Le gouvernement d’extrême droite et l’armée israélienne sont accusés de complicité dans les attaques dévastatrices menées par les colons dans les territoires palestiniens occupés, faisant fi des sanctions américaines
Des Palestiniens en deuil portent les corps de deux hommes tués lors d’une attaque de colons dans le village d’Aqraba, en Cisjordanie occupée par Israël, le 20 avril 2024 (AFP)
Par Fayha Shalash à RAMALLAH, Palestine occupée

Amer Jabr attend que sa blessure guérisse pour pouvoir commencer à réparer et nettoyer sa maison détruite.

Située dans le village d’al-Mughayir, à l’est de Ramallah, en Cisjordanie occupée, celle-ci a été la cible d’une attaque dévastatrice de colons israéliens le vendredi 19 avril.

Au cours de l’assaut, Amer Jabr a été blessé d’une balle dans la cuisse et son fils de 14 ans touché au flanc par une balle composée de caoutchouc. Jabr décrit cette épreuve comme « l’une des expériences les plus horribles de mémoire récente ».

Cet incident faisait partie d’une série d’attaques de colons visant plusieurs villages palestiniens cette semaine-là, après l’annonce par les autorités israéliennes de la disparition d’un adolescent vivant dans une colonie, Binyamin Achimair (14 ans), au nord-est de Ramallah alors qu’il faisait paître des moutons.

Le corps de Binyamin Achimair a été retrouvé plus tard, mais personne n’a revendiqué la responsabilité de son décès.

Ces attaques ont causé la mort de quatre Palestiniens, tandis que des dizaines d’autres ont été blessés et près d’une centaine de maisons, de véhicules et d’infrastructures ont été détruits. Les assauts se sont produits sous la protection apparente de l’armée israélienne et ont marqué une escalade inquiétante de la violence à travers la Cisjordanie pendant quatre jours.

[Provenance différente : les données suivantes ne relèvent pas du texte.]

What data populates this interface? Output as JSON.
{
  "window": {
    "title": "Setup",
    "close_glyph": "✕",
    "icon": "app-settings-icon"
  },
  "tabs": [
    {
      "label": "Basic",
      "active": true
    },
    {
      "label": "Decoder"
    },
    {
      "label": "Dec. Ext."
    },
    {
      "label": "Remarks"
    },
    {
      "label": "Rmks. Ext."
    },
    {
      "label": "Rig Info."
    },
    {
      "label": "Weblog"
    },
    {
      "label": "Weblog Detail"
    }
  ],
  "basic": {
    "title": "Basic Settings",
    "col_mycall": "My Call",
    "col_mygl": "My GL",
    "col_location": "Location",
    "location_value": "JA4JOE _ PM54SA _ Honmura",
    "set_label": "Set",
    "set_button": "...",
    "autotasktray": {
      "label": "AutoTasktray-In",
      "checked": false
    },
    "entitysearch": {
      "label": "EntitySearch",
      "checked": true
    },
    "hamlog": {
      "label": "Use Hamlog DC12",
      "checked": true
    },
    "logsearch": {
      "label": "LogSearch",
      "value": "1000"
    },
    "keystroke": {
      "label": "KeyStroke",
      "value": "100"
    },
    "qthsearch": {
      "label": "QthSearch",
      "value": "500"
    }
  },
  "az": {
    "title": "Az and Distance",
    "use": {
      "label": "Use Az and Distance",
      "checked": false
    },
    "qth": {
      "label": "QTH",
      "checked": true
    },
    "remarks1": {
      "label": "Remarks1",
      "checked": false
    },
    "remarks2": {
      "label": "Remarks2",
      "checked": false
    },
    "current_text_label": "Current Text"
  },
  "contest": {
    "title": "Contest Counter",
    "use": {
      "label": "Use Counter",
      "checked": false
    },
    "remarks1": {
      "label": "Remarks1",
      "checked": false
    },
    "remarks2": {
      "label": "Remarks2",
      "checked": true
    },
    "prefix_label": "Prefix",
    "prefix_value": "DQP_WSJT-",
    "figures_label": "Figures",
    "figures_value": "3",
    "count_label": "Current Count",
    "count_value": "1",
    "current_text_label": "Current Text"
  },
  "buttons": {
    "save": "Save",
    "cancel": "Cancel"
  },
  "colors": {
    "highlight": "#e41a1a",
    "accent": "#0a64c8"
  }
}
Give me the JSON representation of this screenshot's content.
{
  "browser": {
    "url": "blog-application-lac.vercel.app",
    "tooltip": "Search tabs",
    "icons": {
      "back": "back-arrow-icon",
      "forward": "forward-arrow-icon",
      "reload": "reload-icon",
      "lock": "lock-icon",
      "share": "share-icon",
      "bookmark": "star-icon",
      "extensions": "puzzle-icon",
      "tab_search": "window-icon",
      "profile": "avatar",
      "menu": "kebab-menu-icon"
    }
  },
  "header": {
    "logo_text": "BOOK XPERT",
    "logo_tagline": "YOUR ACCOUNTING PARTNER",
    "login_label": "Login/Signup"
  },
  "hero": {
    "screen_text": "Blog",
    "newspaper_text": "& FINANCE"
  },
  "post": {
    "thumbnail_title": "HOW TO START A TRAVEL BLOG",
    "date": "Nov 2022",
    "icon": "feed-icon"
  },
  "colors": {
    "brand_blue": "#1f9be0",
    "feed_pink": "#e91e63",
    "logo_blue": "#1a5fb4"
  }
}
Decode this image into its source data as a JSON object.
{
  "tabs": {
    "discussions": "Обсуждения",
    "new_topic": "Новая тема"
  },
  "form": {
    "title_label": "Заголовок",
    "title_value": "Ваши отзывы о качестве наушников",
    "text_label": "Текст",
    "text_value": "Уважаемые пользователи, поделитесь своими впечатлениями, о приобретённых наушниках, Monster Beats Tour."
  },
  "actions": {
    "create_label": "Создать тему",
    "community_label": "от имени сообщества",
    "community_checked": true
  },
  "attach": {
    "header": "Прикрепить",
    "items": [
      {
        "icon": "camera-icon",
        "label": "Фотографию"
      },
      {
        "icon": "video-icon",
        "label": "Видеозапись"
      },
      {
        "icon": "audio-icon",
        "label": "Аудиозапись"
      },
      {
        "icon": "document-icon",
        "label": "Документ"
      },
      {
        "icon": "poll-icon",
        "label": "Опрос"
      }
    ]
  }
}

« Pendant l’attaque [menée par les colons], nous nous sommes résignés à la possibilité de mourir »

- Amer Jabr, habitant d’un village de Cisjordanie

En réponse, le bureau du Premier ministre israélien Benyamin Netanyahou a qualifié la mort de l’adolescent de crime odieux, alors même que l’enquête sur l’incident était en cours. Netanyahou a juré de faire appréhender les responsables, mais a omis de mentionner les attaques des colons armés contre les familles palestiniennes.

Celles-ci ont eu lieu le jour même où le département d’État américain imposait de nouvelles sanctions aux colons israéliens d’extrême droite en raison de leur implication dans les violences en Cisjordanie.

Parmi les personnes sanctionnées figure Ben-Zion Gopstein, chef de Lehava, un groupe suprémaciste juif d’extrême droite qui a acquis une certaine notoriété en Israël pour avoir tenté d’empêcher les mariages entre citoyens juifs et arabes.

Le département du Trésor a également désigné le Mount Hebron Fund et Shlom Asiraich pour leur rôle dans l’établissement de campagnes de collecte de fonds en faveur de deux Israéliens d’extrême droite sanctionnés par les États-Unis.

Plus tôt cette année, Washington a sanctionné cinq colons violents et deux avant-postes illégaux en Cisjordanie.

Les sanctions n’ont toutefois pas dissuadé les colons de mener de nouvelles attaques.

Ambulances et pompiers bloqués

Lors de son seul jour de congé hebdomadaire, le vendredi 19 avril, Amer Jabr venait de terminer son déjeuner avec sa femme et ses quatre enfants dans leur maison située à la limite nord d’al-Mughayir quand soudain, un bruit lointain a attiré son attention, l’incitant à regarder par la fenêtre, d’où il a vu une trentaine de colons foncer vers son habitation et les propriétés voisines.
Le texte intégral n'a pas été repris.